With a survey that could be described as pointless fluff at best and patronising drivel at worst, Vodafone D2 have trotted out the details of their ‘Women and Mobile Phones’ market research survey.
After interviewing 1,044 female mobile phone users aged between 14 and 49, Vodafone produced the astonishing conclusion that women are informed mobile phone users who know what they want.
Gosh! Whatever next? Women like food too?
The April 2005 survey, undertaken by GfK, apparently confirmed that women are confident mobile phone users with a “sound knowledge and overview of mobile communications when buying mobile phones, using handsets and services and in many daily mobile communication applications.”
In other words, they can use mobile phones just like everyone else.
After wading through pages of the depressing minutiae contained in the report, I can reveal that one-third of women trust their own judgment when buying a phone, with the rest asking their husband, boyfriend, or a sales assistant (lesbians don’t seem to exist in this survey).
Vodafone’s survey tells us that women – just like the other half of the human race – are price conscious, with the operator’s tariff being ranked as the most important criteria (71 percent) for purchase, followed by the handset price (66 percent)
The report claimed to be “surprised” that the ‘typical female’ criterion of colour was only accorded a priority ranking of eleven out of a total of sixteen criteria.
Predictably, the most used functions were text messages (92 percent), alarm clock function (72 percent), calendar (56 percent) and ring tones (50 percent).
Neatly half of women use the camera on their phone with 37 percent of respondents citing the provision of Bluetooth for wireless data transfer as important.
In another startlingly obvious conclusion, the survey reveals that games are used most frequently by the 14-19 years age group, and that camera, video and music functions are becoming “increasingly popular.”

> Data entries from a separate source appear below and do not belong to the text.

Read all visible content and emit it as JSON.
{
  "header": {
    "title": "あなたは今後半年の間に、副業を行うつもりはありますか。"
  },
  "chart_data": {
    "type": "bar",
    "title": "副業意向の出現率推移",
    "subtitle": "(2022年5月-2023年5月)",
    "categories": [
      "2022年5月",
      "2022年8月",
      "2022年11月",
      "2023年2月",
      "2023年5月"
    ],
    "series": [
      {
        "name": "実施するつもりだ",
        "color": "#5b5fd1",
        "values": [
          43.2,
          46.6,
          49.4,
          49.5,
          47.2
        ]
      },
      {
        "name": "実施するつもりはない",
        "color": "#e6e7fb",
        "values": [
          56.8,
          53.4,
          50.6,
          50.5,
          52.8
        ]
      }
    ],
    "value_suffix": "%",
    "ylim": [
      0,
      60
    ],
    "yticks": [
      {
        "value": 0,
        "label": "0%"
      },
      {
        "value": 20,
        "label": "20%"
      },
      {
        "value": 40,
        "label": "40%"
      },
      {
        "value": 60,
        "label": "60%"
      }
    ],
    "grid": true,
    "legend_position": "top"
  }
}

Wow. I bet you didn’t know that.
The report seems almost disappointed that the ladies weren’t lining up to register their approval of pretty pink phones with sparkly bits on, with half of all respondents stating that mobile phone accessories are unnecessary ‘fashion gimmicks.’
Plumbing the absolute depths of irrelevant detail, the survey found that more than half of the women said that their favourite place for making mobile calls is a comfortable sofa, with 43 percent sitting on the patio or balcony and 31 percent preferring to make calls in bed. Fascinating stuff!
There’s even a bit at the end where the report tries to link the impact of mobiles on relationships between men and women, but we’d just about lost the will to live by then.
And so the report drones on in a never-ending stream of dreary stats of little consequence to anyone – and with no comparative stats for men’s mobile phone usage, this survey is not only one of the dullest we’ve ever read (and boy, we’ve seen some corkers!), it’s completely meaningless too.